I have nothing against science. But a worldview that is based on an initially limited view of the world cannot be true. In fact, we have a scientific myth and a certain ideology that owns the minds of a huge number of people and makes them believe that not only do they live in prison, they are also mechanisms.

But people love it. How many people repeat with pleasure that psychology and philosophy are not science. Everyone has already forgotten that there are not only sciences about nature, but also sciences about the spirit. Can there be sciences about what is not, right?

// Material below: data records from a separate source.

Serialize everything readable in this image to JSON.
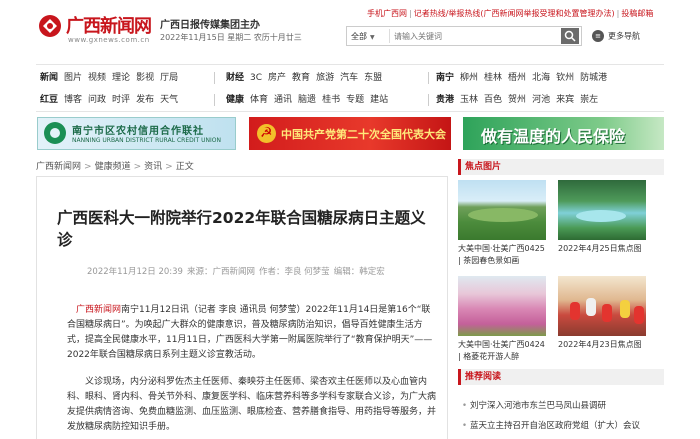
{
  "header": {
    "logo_text": "广西新闻网",
    "logo_url": "www.gxnews.com.cn",
    "sponsor": "广西日报传媒集团主办",
    "date": "2022年11月15日",
    "weekday": "星期二",
    "lunar": "农历十月廿三",
    "top_links": [
      "手机广西网",
      "记者热线/举报热线(广西新闻网举报受理和处置管理办法)",
      "投稿邮箱"
    ],
    "search_scope": "全部",
    "search_placeholder": "请输入关键词",
    "more_nav": "更多导航"
  },
  "nav": {
    "row1": {
      "g1": [
        "新闻",
        "图片",
        "视频",
        "理论",
        "影视",
        "厅局"
      ],
      "g2": [
        "财经",
        "3C",
        "房产",
        "教育",
        "旅游",
        "汽车",
        "东盟"
      ],
      "g3": [
        "南宁",
        "柳州",
        "桂林",
        "梧州",
        "北海",
        "钦州",
        "防城港"
      ]
    },
    "row2": {
      "g1": [
        "红豆",
        "博客",
        "问政",
        "时评",
        "发布",
        "天气"
      ],
      "g2": [
        "健康",
        "体育",
        "通讯",
        "脑遗",
        "桂书",
        "专题",
        "建站"
      ],
      "g3": [
        "贵港",
        "玉林",
        "百色",
        "贺州",
        "河池",
        "来宾",
        "崇左"
      ]
    }
  },
  "banners": {
    "b1_title": "南宁市区农村信用合作联社",
    "b1_sub": "NANNING URBAN DISTRICT RURAL CREDIT UNION",
    "b2_title": "中国共产党第二十次全国代表大会",
    "b3_title": "做有温度的人民保险"
  },
  "breadcrumb": [
    "广西新闻网",
    "健康频道",
    "资讯",
    "正文"
  ],
  "article": {
    "title": "广西医科大一附院举行2022年联合国糖尿病日主题义诊",
    "meta_time": "2022年11月12日 20:39",
    "meta_source": "来源：广西新闻网",
    "meta_author": "作者：李良 何梦莹",
    "meta_editor": "编辑：韩定宏",
    "p1_source": "广西新闻网",
    "p1_text": "南宁11月12日讯（记者 李良 通讯员 何梦莹）2022年11月14日是第16个“联合国糖尿病日”。为唤起广大群众的健康意识，普及糖尿病防治知识，倡导百姓健康生活方式，提高全民健康水平，11月11日，广西医科大学第一附属医院举行了“教育保护明天”——2022年联合国糖尿病日系列主题义诊宣教活动。",
    "p2_text": "义诊现场，内分泌科罗佐杰主任医师、秦映芬主任医师、梁杏欢主任医师以及心血管内科、眼科、肾内科、骨关节外科、康复医学科、临床营养科等多学科专家联合义诊，为广大病友提供病情咨询、免费血糖监测、血压监测、眼底检查、营养膳食指导、用药指导等服务，并发放糖尿病防控知识手册。"
  },
  "sidebar": {
    "photos_heading": "焦点图片",
    "photos": [
      {
        "caption": "大美中国·壮美广西0425 | 茶园春色景如画"
      },
      {
        "caption": "2022年4月25日焦点图"
      },
      {
        "caption": "大美中国·壮美广西0424 | 格菱花开游人醉"
      },
      {
        "caption": "2022年4月23日焦点图"
      }
    ],
    "recommend_heading": "推荐阅读",
    "recommend": [
      "刘宁深入河池市东兰巴马凤山县调研",
      "蓝天立主持召开自治区政府党组（扩大）会议"
    ]
  },
  "colors": {
    "brand_red": "#c8161d",
    "text": "#333333",
    "meta_gray": "#999999"
  }
}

This is how it happens that a person first perverts himself and forgets the truth, and then asks himself the question: what does it mean to be a man?

Plato understood the knowledge of truth as recollection. From this point of view, the implantation of memories means that anything can be implanted under the guise of truth.

Such is the fate of modern man: to consider himself a completely determined soulless slave with electrical impulses instead of consciousness and implanted stereotypes instead of truth. And believing that he is more human than those people who supposedly have a soul.